Marine Corps forces out 2 generals over Afghanistan security breach
FILE - An armored vehicle patrols on the periphery of Camp Bastion in southern Afghanistan, in this Wednesday, Jan. 10, 2007 file photo. The Taliban claimed responsibility on Saturday, Sept. 15 2012, for an attack against the sprawling British base in southern Afghanistan that killed two U.S. Marines and wounded several other troops, saying it was to avenge an anti-Islamic film which insulted the Prophet Muhammad and also because Britain's Prince Harry is serving there. Camp Bastion, which is the middle of the Afghanistan desert, locally called Dasht-e-Margo or "the Desert of Death" houses some 3,500 British servicemen and provides logistic supports to all the troops for their various operations in Southern Afghan.
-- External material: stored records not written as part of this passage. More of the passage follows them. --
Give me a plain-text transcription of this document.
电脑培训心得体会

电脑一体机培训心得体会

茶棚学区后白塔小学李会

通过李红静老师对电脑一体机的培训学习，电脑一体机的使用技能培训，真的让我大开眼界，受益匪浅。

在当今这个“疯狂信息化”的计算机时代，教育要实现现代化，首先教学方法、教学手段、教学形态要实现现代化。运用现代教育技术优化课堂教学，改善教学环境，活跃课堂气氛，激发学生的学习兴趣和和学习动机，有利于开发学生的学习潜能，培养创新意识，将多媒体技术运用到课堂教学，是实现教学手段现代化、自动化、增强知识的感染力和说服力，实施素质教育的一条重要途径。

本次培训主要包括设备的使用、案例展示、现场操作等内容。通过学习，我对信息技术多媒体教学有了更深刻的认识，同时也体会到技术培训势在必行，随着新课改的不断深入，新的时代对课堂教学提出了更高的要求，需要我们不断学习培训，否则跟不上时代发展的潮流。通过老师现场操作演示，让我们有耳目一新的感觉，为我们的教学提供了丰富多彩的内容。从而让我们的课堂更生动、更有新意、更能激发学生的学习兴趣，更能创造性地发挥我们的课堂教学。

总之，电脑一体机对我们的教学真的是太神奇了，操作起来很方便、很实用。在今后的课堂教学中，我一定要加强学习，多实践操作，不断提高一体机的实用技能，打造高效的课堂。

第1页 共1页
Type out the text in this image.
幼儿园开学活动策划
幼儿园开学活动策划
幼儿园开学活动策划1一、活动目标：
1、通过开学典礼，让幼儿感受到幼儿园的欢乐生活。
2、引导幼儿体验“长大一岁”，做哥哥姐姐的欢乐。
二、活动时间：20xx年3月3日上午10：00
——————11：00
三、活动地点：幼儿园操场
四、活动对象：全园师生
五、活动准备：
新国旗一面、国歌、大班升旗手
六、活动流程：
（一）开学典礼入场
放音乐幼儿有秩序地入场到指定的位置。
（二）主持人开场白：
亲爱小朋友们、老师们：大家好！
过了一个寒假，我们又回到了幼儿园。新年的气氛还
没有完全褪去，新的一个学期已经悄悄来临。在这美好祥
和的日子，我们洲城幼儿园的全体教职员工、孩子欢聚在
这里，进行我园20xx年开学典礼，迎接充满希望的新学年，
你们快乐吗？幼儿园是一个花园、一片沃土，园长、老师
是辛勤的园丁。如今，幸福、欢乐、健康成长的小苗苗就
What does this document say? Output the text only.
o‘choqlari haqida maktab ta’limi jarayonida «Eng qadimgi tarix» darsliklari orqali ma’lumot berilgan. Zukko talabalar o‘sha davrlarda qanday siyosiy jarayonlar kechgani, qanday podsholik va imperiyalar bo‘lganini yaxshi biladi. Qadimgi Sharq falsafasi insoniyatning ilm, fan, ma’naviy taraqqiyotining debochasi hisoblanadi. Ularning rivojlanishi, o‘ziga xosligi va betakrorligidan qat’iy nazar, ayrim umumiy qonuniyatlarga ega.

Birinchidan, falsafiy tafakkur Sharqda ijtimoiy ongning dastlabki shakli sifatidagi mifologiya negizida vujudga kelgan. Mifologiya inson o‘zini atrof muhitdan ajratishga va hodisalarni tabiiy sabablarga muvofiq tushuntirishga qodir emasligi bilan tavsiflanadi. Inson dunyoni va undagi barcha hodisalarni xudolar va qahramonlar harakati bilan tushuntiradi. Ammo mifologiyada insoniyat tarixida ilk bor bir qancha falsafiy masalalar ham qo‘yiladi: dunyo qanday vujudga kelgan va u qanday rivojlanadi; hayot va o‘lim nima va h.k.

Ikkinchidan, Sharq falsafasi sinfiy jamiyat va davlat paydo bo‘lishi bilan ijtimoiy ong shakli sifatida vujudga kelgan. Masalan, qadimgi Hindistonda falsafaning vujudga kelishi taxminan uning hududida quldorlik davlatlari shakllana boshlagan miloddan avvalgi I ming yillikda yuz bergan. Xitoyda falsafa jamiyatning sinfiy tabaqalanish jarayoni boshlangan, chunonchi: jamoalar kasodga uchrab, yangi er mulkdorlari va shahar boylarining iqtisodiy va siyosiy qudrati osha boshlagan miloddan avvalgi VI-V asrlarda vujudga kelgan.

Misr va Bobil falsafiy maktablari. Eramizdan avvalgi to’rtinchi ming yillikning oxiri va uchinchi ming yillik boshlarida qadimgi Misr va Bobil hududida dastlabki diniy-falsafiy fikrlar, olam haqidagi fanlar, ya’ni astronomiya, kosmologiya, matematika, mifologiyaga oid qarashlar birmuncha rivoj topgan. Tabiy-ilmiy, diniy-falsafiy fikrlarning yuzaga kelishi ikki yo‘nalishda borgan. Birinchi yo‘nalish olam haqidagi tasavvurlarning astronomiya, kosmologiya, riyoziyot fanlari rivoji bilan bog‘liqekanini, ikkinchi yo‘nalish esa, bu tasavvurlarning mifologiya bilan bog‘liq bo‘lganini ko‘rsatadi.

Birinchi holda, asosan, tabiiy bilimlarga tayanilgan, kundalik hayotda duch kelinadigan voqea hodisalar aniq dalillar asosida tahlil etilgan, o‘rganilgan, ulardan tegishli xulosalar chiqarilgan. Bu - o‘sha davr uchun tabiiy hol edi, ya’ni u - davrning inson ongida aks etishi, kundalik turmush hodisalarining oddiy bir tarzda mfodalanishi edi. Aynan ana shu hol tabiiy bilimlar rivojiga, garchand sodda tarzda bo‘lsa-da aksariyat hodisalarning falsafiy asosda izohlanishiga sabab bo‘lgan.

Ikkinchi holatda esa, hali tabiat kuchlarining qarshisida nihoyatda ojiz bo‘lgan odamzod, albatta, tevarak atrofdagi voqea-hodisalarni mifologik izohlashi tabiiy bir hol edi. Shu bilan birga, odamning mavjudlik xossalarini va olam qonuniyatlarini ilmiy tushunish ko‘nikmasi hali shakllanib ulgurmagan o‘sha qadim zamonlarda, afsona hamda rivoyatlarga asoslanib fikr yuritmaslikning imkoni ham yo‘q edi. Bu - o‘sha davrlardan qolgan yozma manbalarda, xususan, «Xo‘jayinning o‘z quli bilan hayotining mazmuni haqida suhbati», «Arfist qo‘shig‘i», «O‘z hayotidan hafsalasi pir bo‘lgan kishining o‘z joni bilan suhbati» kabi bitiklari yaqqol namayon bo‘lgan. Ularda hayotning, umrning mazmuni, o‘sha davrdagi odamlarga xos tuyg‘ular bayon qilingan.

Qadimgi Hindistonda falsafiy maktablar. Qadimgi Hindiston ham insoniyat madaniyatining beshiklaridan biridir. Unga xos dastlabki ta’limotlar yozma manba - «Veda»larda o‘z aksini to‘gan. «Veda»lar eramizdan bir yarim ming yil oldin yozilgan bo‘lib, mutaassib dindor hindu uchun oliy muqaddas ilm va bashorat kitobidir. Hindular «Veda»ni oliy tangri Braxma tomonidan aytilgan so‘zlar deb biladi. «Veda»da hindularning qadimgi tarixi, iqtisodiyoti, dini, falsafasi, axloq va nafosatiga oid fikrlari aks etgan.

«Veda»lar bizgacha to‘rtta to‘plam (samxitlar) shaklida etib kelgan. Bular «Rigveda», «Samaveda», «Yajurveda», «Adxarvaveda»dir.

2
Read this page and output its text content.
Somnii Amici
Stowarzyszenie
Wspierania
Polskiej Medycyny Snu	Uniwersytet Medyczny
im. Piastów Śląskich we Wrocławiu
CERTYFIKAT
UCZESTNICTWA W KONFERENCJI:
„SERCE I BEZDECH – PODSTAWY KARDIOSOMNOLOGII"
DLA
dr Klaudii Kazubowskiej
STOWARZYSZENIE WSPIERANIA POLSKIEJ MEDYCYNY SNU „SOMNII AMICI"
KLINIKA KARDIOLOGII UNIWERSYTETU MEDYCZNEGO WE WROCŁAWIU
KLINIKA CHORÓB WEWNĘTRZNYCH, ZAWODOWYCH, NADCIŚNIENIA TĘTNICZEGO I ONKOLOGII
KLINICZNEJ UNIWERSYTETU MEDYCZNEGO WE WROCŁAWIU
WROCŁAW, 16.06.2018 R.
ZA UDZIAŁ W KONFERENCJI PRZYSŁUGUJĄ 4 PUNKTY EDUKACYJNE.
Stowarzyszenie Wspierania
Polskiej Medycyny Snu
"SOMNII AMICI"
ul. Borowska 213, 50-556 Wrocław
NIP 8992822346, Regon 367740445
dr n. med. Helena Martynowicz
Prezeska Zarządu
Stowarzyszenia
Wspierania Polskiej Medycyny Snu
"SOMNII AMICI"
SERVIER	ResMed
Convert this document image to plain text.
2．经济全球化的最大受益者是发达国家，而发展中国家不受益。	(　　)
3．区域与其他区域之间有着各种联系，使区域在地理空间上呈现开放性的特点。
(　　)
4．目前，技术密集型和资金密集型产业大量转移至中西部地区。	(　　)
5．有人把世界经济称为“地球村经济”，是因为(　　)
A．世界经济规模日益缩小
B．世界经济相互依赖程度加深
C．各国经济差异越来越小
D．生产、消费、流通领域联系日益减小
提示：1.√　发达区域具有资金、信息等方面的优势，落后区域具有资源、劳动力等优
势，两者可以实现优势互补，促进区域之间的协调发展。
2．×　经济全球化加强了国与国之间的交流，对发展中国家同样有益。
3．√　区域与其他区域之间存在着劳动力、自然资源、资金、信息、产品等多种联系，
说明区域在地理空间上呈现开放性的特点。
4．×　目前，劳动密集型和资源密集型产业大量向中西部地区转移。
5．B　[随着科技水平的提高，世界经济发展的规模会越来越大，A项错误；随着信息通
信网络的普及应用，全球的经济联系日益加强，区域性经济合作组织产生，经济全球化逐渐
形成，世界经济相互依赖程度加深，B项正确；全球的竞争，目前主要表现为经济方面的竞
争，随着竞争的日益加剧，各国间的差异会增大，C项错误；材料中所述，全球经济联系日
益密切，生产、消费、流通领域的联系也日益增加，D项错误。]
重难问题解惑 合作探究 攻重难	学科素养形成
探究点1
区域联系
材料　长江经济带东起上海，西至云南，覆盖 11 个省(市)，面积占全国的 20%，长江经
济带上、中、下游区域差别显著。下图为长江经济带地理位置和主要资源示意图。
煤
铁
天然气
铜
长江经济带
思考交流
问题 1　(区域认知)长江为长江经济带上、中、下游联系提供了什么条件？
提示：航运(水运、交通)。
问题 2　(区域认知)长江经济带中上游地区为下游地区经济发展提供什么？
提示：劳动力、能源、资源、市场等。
File,AP Photo/Manish Swarup
WASHINGTON The U.S. Marine Corps' top leader has forced two two-star generals to retire for what he called their failure to secure a base in Afghanistan attacked by the Taliban last year, killing two Marines and destroying several aircraft.
The commandant of the Marine Corps, Gen. James Amos, said Monday he took the action after reviewing the findings of a four-month investigation by the U.S. Central Command. Fifteen Taliban fighters penetrated Camp Bastion in southwestern Afghanistan in a September 2012 attack that was one of the most brazen of the war.
Amos said he asked Maj. Gen. Charles M. Gurganus and Maj. Gen. Gregg A. Sturdevant to retire. They agreed to do so.
Gurganus was commander of all coalition forces in southwestern Afghanistan. Sturdevant was commander of Marine aviation in the area.